Lukas Ley - Stirring up Marseille: managing “legacy sediments” in the Mediterranean
Lecture abstract
In the Bay of Marseille, a strongly polluted coastal body of water, dredging operations and beach replenishment produce oblique moments of "chemosociality" (Kirksey 2020). Coastal fauna and flora as well as humans come into contact with chemically contaminated sediment stirred up in the context of harbor extensions, coastal maintenance, and urban development.
As Faget (2011:295) poignantly observed, nothing about the beauty of Marseille’s shoreline can alert the urban flaneur to the chemical danger of the wave. How do governments and civil actors respond to and navigate this invisible ambient pollution enabled by mobile sediment? As Marseille and its seaport are drifting apart geographically and culturally, pollution
governance unevenly distributes the effects of toxic risk, banning ecological damage to offshore spaces while protecting urban littorals.
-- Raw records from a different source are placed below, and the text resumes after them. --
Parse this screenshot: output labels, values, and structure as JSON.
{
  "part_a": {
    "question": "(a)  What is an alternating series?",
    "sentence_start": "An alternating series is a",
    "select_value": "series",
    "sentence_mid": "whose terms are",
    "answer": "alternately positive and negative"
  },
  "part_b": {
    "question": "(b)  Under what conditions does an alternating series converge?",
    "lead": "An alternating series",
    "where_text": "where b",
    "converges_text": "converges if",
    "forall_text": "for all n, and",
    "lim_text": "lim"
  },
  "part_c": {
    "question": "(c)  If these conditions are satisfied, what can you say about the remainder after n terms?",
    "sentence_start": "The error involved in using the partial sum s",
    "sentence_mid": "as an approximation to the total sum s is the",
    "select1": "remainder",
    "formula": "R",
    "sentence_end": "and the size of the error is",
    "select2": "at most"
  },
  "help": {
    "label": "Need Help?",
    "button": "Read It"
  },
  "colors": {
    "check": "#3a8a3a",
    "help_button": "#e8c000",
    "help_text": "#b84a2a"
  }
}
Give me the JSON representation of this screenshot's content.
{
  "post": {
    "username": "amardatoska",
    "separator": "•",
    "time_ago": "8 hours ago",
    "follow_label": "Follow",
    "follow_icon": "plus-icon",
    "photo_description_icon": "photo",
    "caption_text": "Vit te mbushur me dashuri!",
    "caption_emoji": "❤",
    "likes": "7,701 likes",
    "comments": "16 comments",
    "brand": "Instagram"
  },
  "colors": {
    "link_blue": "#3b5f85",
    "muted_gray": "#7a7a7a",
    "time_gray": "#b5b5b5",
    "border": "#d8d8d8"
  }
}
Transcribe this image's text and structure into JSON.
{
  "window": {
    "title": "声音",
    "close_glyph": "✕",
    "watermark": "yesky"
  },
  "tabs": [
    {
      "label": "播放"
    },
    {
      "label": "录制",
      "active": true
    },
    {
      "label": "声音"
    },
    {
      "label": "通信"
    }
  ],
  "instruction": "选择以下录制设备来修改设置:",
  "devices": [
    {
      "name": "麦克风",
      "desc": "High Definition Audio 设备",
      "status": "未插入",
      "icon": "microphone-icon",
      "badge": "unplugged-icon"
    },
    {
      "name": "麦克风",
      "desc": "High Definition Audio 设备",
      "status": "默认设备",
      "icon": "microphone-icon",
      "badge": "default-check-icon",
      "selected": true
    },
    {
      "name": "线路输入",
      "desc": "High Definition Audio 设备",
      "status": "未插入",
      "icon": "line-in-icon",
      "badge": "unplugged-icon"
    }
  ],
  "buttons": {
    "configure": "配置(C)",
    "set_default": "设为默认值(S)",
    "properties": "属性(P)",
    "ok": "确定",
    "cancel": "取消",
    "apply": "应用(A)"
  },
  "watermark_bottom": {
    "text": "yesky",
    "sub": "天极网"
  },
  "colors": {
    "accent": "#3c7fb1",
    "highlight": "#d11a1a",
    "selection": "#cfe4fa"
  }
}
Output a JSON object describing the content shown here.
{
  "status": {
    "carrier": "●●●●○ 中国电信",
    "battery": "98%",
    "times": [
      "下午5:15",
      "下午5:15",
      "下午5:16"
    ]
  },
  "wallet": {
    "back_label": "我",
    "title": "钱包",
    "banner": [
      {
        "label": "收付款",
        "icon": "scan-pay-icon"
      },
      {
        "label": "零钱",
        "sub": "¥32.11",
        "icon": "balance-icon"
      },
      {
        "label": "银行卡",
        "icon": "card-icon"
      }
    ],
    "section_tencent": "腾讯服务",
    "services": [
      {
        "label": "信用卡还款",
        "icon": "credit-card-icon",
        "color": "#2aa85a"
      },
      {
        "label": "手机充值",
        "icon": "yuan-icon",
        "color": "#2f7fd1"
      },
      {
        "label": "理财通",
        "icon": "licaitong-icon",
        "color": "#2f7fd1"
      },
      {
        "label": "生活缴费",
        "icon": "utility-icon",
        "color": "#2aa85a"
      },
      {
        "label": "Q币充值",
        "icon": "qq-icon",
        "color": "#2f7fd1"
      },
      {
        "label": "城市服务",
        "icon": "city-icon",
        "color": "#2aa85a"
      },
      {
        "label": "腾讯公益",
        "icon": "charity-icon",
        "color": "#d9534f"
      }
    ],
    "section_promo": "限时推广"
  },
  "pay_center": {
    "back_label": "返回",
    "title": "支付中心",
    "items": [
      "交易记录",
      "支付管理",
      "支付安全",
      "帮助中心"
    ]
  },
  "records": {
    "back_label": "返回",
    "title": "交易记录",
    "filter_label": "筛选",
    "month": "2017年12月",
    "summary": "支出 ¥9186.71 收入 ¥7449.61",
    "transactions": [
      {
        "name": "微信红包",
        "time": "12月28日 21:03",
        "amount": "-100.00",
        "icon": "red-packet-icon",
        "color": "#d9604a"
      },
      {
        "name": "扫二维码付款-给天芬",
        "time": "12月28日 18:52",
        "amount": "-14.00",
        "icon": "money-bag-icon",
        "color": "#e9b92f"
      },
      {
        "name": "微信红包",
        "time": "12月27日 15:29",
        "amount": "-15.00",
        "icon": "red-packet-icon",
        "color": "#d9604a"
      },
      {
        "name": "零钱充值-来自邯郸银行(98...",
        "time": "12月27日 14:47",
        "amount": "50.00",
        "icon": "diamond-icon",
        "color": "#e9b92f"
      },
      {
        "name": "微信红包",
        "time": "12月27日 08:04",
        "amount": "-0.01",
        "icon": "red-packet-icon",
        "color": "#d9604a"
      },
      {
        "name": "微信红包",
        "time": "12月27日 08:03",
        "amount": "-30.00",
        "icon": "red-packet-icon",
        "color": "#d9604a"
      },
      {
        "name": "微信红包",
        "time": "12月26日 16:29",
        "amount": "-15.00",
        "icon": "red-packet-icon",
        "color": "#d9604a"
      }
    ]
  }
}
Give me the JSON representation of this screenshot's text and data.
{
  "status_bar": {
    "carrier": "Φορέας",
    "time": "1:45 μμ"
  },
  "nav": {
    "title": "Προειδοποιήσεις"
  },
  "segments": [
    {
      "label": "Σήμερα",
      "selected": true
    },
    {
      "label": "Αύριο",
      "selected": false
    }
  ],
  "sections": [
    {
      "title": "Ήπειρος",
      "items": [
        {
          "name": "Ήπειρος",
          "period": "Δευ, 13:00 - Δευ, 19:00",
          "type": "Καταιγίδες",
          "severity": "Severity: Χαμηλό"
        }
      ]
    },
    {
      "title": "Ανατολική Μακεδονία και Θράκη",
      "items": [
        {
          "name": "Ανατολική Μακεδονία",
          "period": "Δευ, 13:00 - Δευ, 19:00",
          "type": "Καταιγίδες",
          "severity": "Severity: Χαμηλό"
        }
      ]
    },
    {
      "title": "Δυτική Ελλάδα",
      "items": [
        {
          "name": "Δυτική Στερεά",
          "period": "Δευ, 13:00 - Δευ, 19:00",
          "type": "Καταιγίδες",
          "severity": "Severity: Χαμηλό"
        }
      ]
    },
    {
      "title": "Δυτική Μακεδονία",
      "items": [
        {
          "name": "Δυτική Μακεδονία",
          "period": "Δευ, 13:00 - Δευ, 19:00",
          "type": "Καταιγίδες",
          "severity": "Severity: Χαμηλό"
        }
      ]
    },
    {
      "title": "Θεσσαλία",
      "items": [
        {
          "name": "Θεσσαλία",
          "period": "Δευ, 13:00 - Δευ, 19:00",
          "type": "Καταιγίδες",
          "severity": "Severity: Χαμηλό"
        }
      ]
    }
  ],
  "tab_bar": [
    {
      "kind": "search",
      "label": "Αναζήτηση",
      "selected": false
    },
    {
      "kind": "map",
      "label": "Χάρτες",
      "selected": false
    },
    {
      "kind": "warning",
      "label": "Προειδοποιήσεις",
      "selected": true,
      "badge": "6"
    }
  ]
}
By discussing ethnographic findings from ongoing research with coastal engineers and swimming clubs in Marseille, I show how marine pollution is rendered intelligible and managed through scientific categories (turbidity or toxicity)
and bodily experience (smell or touch). How do these registers differ and where do they also coalesce to make sense of the nongovernability of ocean sediments? The talk fosters new ways of thinking about and researching geologic beings and how they enact global environmental futures.